A controversial three-tower residential complex along the South Williamsburg waterfront received its final approval from the City Council last week — a final rubber stamp that came only after the developer promised more below-market-rate units and larger apartments for Hasidic families.

The Council’s 47-1 vote last Wednesday allows Hasidic community leader Isack Rosenberg to convert his lumber yard on Kent Avenue into the 754-unit Rose Plaza — but the approval was also a significant victory for freshman Councilman Steve Levin (D-Williamsburg).

Levin opposed the project up to the last day, until Rosenberg committed to setting aside 30 percent of the project as “affordable housing” and configuring the project so that there would be 14 of the four-bedroom and 60 of the three-bedroom units that are so highly sought after by Hasidic Jews.

But after the vote, Levin refused to take credit for his behind-the-scenes battle with Rosenberg.

“I am proud that the communities I represent stood up … to demand a development that will benefit the community,” said Levin. “We are now guaranteed a development that will accommodate the Williamsburg community.”

The vote ends months of uncertainty for the plan, which was overwhelmingly rejected by Community Board 1 and also shot down by Borough President Markowitz before Levin’s negotiations. As a result, Markowitz and the community board now say they support the retooled project.

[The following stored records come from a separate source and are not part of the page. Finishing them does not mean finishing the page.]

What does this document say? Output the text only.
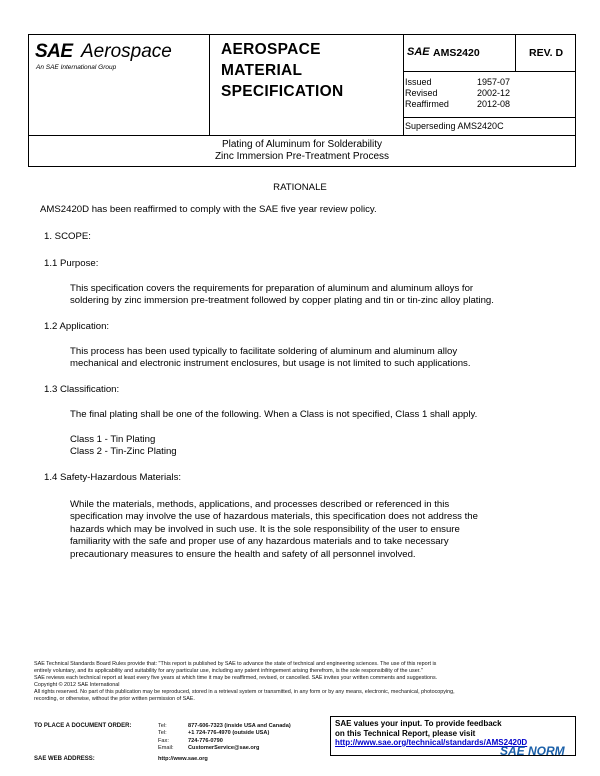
SAE Aerospace
An SAE International Group
AEROSPACE
MATERIAL
SPECIFICATION
SAE AMS2420	REV. D
Issued	1957-07
Revised	2002-12
Reaffirmed	2012-08
Superseding AMS2420C
Plating of Aluminum for Solderability
Zinc Immersion Pre-Treatment Process
RATIONALE
AMS2420D has been reaffirmed to comply with the SAE five year review policy.
1. SCOPE:
1.1 Purpose:
This specification covers the requirements for preparation of aluminum and aluminum alloys for
soldering by zinc immersion pre-treatment followed by copper plating and tin or tin-zinc alloy plating.
1.2 Application:
This process has been used typically to facilitate soldering of aluminum and aluminum alloy
mechanical and electronic instrument enclosures, but usage is not limited to such applications.
1.3 Classification:
The final plating shall be one of the following. When a Class is not specified, Class 1 shall apply.
Class 1 - Tin Plating
Class 2 - Tin-Zinc Plating
1.4 Safety-Hazardous Materials:
While the materials, methods, applications, and processes described or referenced in this
specification may involve the use of hazardous materials, this specification does not address the
hazards which may be involved in such use. It is the sole responsibility of the user to ensure
familiarity with the safe and proper use of any hazardous materials and to take necessary
precautionary measures to ensure the health and safety of all personnel involved.
SAE Technical Standards Board Rules provide that: "This report is published by SAE to advance the state of technical and engineering sciences. The use of this report is
entirely voluntary, and its applicability and suitability for any particular use, including any patent infringement arising therefrom, is the sole responsibility of the user."
SAE reviews each technical report at least every five years at which time it may be reaffirmed, revised, or cancelled. SAE invites your written comments and suggestions.
Copyright © 2012 SAE International
All rights reserved. No part of this publication may be reproduced, stored in a retrieval system or transmitted, in any form or by any means, electronic, mechanical, photocopying,
recording, or otherwise, without the prior written permission of SAE.
TO PLACE A DOCUMENT ORDER:	Tel:	877-606-7323 (inside USA and Canada)
Tel:	+1 724-776-4970 (outside USA)
Fax:	724-776-0790
Email:	CustomerService@sae.org
SAE WEB ADDRESS:	http://www.sae.org
SAE values your input. To provide feedback
on this Technical Report, please visit
http://www.sae.org/technical/standards/AMS2420D
SAE NORM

“We have achieved 30 percent affordable housing at an overall density and scale of development that is compatible with other waterfront rezonings in Greenpoint and Williamsburg,” said CB1 Land Use Committee Chairman Ward Dennis. “This is the balance that the community board has sought all along.”

The project, located at Kent and Division avenues, is a decade away from reality. Before anything can be built, the possibly toxic site may need to fully cleaned.

In the meantime, Rosenberg must find a financial partner to develop the property. It’s unclear who will be interested in partnering with a man who defaulted on a $50-million mortgage last year at a nearby development project.